Osteosarcoma.: This is the most common bone tumor in dogs and one of the most malignant. It usually affects medium-to large-sized dogs more, although it can affect all breeds independently. Most of the time, it is on the knee, on the distal part of the femur or close to the tibia. It is very painful, progresses rapidly and is very invasive. Once diagnosed, amputation of the extremity is required and the dog will require chemotherapy as metastases may accumulate. Affected dogs have few months ahead of them but with chemotherapy, life expectancy can lengthen.
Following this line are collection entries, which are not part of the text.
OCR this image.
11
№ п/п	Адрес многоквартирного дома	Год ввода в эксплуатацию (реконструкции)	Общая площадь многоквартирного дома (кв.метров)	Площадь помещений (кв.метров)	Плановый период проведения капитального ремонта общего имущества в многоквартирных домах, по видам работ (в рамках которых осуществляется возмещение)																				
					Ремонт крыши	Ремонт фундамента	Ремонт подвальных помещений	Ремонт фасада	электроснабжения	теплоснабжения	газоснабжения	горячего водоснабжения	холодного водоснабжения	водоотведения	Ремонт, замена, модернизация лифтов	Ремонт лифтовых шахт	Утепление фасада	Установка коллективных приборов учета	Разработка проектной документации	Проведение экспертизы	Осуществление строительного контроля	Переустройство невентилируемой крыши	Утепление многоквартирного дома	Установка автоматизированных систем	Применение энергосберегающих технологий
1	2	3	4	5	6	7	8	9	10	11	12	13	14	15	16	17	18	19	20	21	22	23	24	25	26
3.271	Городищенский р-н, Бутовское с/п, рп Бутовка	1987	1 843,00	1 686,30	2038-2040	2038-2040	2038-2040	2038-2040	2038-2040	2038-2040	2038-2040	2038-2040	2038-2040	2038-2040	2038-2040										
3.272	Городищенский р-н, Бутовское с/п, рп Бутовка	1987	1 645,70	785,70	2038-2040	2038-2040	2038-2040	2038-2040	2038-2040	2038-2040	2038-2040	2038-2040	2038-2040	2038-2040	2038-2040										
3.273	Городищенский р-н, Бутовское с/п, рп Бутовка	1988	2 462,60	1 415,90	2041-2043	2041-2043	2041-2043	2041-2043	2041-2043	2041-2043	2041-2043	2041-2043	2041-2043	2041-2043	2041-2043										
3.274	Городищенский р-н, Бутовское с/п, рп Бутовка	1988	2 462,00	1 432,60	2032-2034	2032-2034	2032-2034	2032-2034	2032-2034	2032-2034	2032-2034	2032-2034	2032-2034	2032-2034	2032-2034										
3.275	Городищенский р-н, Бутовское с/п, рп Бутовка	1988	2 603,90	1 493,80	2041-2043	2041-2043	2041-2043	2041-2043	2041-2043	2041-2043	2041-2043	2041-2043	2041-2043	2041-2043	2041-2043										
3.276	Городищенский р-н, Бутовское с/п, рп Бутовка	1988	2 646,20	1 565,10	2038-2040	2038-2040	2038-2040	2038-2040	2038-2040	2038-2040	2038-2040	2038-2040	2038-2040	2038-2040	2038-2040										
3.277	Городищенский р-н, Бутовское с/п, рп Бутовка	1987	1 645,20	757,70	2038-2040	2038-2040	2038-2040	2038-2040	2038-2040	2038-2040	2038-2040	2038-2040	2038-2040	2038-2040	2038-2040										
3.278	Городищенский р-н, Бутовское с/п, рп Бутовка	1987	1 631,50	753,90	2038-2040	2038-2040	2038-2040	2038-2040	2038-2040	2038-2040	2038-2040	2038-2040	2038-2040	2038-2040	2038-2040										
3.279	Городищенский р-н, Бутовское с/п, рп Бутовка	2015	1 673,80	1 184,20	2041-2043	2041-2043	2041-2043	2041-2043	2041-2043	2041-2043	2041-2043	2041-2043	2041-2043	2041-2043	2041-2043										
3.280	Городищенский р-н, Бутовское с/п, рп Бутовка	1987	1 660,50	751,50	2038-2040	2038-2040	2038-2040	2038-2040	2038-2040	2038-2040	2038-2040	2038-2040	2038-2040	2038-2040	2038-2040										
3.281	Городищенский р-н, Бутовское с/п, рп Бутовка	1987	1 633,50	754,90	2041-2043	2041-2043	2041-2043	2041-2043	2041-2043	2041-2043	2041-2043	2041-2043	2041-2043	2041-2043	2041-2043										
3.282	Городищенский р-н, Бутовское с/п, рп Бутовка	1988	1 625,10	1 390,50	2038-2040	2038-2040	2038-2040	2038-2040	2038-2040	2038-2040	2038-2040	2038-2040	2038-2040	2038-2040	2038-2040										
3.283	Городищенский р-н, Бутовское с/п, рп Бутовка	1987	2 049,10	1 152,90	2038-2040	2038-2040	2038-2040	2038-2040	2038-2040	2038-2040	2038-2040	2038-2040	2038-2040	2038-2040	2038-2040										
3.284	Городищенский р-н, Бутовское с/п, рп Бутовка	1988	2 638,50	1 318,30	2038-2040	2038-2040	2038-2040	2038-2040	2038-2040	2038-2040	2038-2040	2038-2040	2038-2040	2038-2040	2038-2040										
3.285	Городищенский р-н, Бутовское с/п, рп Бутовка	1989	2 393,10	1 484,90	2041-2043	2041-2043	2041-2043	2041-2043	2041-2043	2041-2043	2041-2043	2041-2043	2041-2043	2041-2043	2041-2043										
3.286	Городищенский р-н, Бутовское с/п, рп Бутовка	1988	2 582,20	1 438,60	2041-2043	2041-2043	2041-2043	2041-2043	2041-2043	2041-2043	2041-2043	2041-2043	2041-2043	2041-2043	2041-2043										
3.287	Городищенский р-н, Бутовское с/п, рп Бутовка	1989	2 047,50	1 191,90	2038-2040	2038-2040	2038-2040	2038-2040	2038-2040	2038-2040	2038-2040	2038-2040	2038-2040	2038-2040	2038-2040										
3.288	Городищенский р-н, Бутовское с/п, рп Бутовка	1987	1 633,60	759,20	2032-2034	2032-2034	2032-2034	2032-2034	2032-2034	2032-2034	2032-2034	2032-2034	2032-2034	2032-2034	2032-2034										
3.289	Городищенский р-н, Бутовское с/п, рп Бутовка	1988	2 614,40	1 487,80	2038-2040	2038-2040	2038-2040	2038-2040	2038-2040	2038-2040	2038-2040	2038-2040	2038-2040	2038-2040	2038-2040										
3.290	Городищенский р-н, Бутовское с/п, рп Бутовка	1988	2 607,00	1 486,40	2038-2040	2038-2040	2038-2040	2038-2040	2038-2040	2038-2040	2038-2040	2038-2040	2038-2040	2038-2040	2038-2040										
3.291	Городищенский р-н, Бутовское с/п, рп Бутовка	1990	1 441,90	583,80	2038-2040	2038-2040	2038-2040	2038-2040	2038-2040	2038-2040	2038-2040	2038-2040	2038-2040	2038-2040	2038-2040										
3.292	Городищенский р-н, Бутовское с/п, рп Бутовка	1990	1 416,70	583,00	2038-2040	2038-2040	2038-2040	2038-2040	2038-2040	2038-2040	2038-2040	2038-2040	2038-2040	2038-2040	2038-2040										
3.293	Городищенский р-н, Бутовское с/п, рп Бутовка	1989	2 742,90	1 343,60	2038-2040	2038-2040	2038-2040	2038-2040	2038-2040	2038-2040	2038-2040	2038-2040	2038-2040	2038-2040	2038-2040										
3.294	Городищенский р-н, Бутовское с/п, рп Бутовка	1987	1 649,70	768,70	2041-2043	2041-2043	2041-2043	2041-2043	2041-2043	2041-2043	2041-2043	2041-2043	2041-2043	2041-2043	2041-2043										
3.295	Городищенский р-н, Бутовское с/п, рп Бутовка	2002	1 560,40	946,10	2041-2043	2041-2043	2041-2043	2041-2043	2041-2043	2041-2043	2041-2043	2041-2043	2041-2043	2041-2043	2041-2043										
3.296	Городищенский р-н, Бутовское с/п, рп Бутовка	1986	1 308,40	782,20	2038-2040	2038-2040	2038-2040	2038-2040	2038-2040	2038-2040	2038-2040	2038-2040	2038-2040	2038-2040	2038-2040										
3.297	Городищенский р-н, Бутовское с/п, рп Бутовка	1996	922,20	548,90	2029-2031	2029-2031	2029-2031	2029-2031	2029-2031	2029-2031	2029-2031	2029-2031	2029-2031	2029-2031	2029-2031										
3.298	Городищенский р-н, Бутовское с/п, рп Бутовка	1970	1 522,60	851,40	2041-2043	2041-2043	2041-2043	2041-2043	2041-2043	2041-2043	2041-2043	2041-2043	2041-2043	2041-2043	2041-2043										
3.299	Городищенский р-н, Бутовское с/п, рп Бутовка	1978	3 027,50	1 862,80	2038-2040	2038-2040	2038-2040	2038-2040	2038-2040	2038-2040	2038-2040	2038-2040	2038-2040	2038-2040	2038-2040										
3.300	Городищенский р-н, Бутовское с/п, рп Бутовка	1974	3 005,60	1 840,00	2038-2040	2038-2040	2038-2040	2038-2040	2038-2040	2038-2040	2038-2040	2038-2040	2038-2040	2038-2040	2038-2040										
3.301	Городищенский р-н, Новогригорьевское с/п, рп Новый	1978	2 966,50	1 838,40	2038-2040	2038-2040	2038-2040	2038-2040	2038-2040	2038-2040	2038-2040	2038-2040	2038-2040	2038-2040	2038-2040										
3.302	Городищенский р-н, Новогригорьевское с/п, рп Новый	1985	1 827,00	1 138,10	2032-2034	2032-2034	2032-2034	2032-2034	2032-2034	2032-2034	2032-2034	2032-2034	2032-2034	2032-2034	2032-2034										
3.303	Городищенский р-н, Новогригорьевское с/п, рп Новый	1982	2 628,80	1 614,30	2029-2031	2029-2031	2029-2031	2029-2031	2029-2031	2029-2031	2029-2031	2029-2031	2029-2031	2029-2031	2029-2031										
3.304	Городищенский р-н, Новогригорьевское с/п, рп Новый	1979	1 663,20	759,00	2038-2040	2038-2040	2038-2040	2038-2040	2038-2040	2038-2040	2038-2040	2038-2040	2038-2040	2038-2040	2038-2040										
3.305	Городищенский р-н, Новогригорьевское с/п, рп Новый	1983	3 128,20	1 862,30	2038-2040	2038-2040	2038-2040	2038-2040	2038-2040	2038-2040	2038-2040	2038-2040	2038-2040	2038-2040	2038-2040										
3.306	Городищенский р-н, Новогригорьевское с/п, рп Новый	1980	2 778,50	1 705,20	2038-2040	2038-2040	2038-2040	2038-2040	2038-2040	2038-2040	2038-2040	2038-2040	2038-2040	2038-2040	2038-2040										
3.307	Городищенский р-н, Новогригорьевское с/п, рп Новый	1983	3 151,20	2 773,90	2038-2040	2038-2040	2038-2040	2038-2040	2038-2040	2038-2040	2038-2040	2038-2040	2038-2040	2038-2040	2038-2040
Fractures of metatarsals and phalanges: fingers and phalanges tend to suffer from accidents, especially when dogs are still puppies. In fractures of metatarsals or phalanges, surgery is avoided by using restraints such as bandages, in addition to anti-inflammatory and rest.
Injury of the pads: it seems obvious that inflammation of the dog’s pads can cause claudication, erosion, irritations etc… That is why we have to look at them often, and that is what our veterinarian will do first.

Why is my dog limping ? – Other possible causes

This article is purely informative, we do not have the competence to prescribe veterinary treatments or to carry out any diagnosis. We invite you to bring your pet to the vet if it presents the symptoms of febrile illness or disease.